2006年VOA标准英语-Earth Heats Up as Global Warming Debate Rages(在线收听

By David McAlary
Washington, DC
08 August 2006
 
watch Global Warming Overview
 

Global Warming   
  
Searing summer temperatures are shattering records across much of the northern hemisphere. Some European nuclear power plants have cut output because river water used to cool reactors is too warm. Forest fires are breaking out in Europe and the United States. Are these signs of global warming?

---------

Scientists say no single weather event can be attributed to warming. But they say those incidents are consistent with it and may worsen unless humans stop pumping greenhouse gases into the atmosphere. Skeptics argue that global warming is part of the natural climate cycle. They say whatever humans contribute to it will not cause it to be irreversible. VOA's David McAlary examines the issues.
 

Glacier melting   
  
In the past year, several scientific reports have alerted the world to increasing glacier melting in Alaska, Greenland, and Antarctica, reducing habitat for polar bears and other forms of life.

The habitat for beetles that ravage trees has expanded from the normally warm U.S. southwest into the evergreen forests of British Columbia.

Warmer tropical waters seem to be bleaching coral reefs.
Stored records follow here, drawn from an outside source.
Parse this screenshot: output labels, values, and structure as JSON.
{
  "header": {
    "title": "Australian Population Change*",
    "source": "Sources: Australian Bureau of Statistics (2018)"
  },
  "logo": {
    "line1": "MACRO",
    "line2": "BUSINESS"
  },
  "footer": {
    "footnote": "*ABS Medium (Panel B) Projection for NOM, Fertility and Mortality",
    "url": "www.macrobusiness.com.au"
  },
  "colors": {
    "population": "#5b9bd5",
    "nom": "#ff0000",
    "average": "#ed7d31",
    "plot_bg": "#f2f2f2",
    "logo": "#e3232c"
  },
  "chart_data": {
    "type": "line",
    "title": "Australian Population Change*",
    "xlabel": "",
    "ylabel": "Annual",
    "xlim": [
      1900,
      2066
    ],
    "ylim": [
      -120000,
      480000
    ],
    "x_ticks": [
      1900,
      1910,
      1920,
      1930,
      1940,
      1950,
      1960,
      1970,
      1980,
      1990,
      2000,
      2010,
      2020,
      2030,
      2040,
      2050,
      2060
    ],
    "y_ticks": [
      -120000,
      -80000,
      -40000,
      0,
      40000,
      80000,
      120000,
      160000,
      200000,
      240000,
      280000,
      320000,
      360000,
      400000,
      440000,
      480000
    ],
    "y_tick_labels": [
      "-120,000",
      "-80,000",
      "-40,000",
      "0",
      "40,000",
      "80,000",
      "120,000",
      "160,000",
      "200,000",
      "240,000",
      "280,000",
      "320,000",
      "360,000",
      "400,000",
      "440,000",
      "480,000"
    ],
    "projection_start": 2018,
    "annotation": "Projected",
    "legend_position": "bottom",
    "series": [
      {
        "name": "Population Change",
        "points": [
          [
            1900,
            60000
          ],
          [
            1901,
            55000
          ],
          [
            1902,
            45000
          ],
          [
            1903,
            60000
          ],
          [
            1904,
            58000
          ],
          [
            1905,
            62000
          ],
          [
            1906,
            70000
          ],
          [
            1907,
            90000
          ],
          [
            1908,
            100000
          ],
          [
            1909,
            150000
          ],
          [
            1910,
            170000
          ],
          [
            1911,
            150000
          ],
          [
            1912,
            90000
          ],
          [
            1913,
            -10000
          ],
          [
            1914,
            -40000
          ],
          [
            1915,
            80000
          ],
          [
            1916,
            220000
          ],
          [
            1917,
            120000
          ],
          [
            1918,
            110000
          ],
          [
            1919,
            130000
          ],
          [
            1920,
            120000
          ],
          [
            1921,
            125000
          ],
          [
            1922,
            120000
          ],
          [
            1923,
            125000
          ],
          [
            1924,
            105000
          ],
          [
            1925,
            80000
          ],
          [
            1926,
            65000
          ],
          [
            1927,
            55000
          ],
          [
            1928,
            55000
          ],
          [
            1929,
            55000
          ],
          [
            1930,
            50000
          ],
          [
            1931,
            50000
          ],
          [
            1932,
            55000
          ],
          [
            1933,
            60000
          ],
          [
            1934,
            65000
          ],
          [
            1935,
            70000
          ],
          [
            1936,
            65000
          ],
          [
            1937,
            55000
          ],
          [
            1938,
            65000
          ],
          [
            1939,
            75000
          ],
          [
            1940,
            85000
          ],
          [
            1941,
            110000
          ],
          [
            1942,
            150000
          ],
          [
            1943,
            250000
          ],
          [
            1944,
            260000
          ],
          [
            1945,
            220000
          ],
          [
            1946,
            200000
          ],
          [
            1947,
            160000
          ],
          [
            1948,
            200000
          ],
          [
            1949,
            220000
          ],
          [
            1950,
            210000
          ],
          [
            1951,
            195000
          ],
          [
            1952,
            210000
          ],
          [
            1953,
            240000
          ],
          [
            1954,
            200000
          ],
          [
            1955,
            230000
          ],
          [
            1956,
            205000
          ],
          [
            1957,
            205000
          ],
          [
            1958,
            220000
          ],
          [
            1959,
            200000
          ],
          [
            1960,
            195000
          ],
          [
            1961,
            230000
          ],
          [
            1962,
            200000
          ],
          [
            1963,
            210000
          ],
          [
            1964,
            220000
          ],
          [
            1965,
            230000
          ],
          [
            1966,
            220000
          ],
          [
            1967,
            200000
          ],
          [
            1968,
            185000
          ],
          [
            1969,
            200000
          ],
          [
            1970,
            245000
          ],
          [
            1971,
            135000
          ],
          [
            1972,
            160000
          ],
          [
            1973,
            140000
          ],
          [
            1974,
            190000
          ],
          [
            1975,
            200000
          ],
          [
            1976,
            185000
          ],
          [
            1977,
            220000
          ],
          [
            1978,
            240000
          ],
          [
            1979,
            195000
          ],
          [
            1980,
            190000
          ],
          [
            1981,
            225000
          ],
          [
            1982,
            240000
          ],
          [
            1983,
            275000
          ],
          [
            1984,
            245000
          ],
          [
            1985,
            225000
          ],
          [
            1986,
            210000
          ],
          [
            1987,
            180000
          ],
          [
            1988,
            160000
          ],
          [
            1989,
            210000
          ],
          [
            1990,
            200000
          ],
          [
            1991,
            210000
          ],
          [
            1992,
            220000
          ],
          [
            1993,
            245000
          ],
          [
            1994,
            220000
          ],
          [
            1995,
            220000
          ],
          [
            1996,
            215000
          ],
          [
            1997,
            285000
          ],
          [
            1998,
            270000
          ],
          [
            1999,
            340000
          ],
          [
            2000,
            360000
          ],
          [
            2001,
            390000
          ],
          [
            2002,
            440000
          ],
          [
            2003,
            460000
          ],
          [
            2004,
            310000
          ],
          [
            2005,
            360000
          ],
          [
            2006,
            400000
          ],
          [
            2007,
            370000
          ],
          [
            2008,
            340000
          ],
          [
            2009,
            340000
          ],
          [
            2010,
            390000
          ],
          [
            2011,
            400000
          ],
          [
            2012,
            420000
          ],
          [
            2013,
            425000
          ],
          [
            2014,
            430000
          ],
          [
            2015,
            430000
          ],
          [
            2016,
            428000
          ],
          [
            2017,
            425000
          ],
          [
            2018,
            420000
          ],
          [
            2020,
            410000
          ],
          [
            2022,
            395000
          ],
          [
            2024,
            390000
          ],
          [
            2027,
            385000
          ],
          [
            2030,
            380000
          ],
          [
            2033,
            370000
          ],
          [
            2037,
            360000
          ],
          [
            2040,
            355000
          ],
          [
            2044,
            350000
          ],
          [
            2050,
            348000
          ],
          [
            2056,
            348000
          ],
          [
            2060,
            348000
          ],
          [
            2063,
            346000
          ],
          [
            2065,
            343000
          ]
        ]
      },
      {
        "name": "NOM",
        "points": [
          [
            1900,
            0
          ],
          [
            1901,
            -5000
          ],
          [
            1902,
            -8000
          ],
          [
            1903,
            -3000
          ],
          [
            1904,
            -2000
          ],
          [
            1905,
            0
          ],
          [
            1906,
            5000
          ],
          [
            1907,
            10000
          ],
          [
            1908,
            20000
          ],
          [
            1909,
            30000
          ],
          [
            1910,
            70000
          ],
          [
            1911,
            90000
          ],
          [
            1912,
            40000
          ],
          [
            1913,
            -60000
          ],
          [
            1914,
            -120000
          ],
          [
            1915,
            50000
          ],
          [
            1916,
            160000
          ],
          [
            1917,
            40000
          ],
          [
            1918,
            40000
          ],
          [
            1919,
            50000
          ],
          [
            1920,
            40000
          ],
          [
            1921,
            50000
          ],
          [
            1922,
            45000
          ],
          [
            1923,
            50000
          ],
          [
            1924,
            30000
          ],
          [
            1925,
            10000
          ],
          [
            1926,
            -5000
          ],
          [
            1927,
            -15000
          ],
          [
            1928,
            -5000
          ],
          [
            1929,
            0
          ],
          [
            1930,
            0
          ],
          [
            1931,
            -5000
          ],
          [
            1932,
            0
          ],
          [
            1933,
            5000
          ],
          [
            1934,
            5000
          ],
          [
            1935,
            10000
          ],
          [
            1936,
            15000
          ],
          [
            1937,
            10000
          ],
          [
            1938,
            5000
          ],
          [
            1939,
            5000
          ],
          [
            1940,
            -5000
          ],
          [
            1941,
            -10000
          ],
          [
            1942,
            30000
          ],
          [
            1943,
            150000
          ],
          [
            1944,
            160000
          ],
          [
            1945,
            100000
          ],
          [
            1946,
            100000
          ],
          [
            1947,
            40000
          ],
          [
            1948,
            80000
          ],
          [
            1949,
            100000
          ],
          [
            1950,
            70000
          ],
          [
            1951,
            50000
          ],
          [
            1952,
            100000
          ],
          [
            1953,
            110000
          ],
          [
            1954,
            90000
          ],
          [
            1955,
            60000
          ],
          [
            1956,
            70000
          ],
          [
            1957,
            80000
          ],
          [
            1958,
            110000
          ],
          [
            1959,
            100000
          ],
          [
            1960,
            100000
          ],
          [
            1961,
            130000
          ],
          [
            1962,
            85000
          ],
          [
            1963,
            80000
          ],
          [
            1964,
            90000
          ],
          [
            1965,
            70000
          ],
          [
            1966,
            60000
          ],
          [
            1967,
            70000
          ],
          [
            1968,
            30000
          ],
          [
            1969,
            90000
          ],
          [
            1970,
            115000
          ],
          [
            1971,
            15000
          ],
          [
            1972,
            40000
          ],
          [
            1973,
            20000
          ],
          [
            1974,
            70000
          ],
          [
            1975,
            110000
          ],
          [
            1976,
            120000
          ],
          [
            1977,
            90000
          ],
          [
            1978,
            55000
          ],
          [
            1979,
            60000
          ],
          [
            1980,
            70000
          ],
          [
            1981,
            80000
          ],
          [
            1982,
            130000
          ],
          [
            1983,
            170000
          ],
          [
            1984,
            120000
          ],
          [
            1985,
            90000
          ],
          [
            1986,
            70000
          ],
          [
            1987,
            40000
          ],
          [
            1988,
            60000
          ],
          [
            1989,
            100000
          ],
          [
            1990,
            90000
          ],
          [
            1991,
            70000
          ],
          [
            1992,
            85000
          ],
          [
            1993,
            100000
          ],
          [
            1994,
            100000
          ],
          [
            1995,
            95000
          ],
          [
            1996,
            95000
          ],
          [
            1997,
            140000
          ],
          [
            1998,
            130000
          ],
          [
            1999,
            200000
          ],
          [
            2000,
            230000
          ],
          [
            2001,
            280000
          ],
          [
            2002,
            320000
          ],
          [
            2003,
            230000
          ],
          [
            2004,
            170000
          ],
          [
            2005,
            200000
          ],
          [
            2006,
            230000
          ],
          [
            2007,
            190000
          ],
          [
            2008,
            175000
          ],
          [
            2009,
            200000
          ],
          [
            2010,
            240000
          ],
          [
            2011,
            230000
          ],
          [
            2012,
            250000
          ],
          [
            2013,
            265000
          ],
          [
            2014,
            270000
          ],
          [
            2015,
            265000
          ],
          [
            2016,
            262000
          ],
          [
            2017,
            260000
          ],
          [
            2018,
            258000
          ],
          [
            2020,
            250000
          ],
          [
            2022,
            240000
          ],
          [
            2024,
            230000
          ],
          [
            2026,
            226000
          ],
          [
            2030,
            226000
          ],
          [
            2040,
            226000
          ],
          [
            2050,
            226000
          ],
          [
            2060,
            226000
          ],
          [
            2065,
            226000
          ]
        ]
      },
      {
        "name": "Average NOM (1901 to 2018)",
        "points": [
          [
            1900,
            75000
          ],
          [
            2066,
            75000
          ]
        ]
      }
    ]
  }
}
The general scientific view is that these changes are caused by a heat-trapping blanket of carbon dioxide and other gases in the atmosphere emitted by coal, natural gas, and gasoline burning.


Richard Somerville   
  
Richard Somerville of the Scripps Institution of Oceanography in San Diego says the current warming trend is different from ones that have occurred earlier in Earth's history. "We know enough now to be able to say that the current warming, the warming that we've seen in the last decades of the 20th century, is primarily due to human causes."

The United Nations Intergovernmental Panel on Climate Change says the atmosphere has 30 percent more carbon dioxide than a century ago and Earth's average surface temperature has risen nearly one degree Celsius in that time. The group warns that it can be expected to go up much more in the next 100 years -- between one-and-a-half and nearly six degrees.

The panel says this could mean a sea level rise of up to one meter by the end of this century, possibly engulfing coastal regions and island countries.


James Hansen   
  
U.S. space agency climate expert James Hansen was one of the first scientists to warn of global warming in the 1980s. He says the world is nearing the time when it cannot be reversed. "We're getting very close to a tipping point in the climate system. If we don't get out of our business-as-usual scenarios and begin to reduce our greenhouse gas emissions, we are going to get big climate change."

  
  
But scientists say arresting global warming is a daunting challenge. For one thing, carbon dioxide has a lifetime of 50 to 100 years in the atmosphere. Rutgers University climate researcher Anthony Broccoli says ocean warming compounds the problem. "Heat is going into the ocean and gradually the effect of that heat going into the ocean would be to make the climate warmer, even if we stopped raising atmospheric CO-2 levels today."

The 1997 Kyoto Protocol commits more than 120 signing nations to limiting greenhouse gas emissions to 1990 levels. The United States is not part of the agreement because President Bush withdrew the country from it soon after taking office in 2001.


Myron Ebell   
  
This was the correct move, according to Myron Ebell of the Competitive Enterprise Institute, a Washington public policy research group promoting government deregulation. "There is just so much exaggeration involved in these claims about the impacts of climate change."

Ebell does not believe global warming is a serious threat. But he says even if it were, the Kyoto Protocol is bad politics. He believes restricting energy use to reduce greenhouse gas emissions will hurt national economies. "All of this effort is going for nothing. The reason I believe that is because the world cannot afford to go on the kind of energy diet that the Kyoto Protocol is the first step of."

 
Factories are one source of pollutants adding to climate change
  
Richard Somerville at the Scripps Institution of Oceanography agrees that the Kyoto Protocol is flawed. But he believes the flaw is its insufficient limits on greenhouse gas emissions. He says they will make only a negligible difference, but argues that the accord is better than nothing. "Kyoto keeps the issue alive. One of the advantages of signing Kyoto is it gets you to the point where you can look past Kyoto, where the nations of the world can come together with the experience of Kyoto, which involves large industries, and decide what does it make sense to try next?"

But opponents of the Kyoto accord say the next step should be nature's. Myron Ebell says glaciers have been melting since the end of the last ice age about 10,000 years ago, yet people have adapted. He argues that global warming has benefits, such as a longer growing season and hardier crops.

"Carbon dioxide is necessary for plants to photosynthesize, so if there is more carbon dioxide in the atmosphere, plants should grow more quickly, more vigorously and they should be more resistant to things like drought," says Ebell.

Rutgers University's Anthony Broccoli disagrees that global warming will bring about an overall benefit. Yet he is also not willing to say the world will become uninhabitable -- just not the same. "Based on our best projections, we would find it to be a very different world."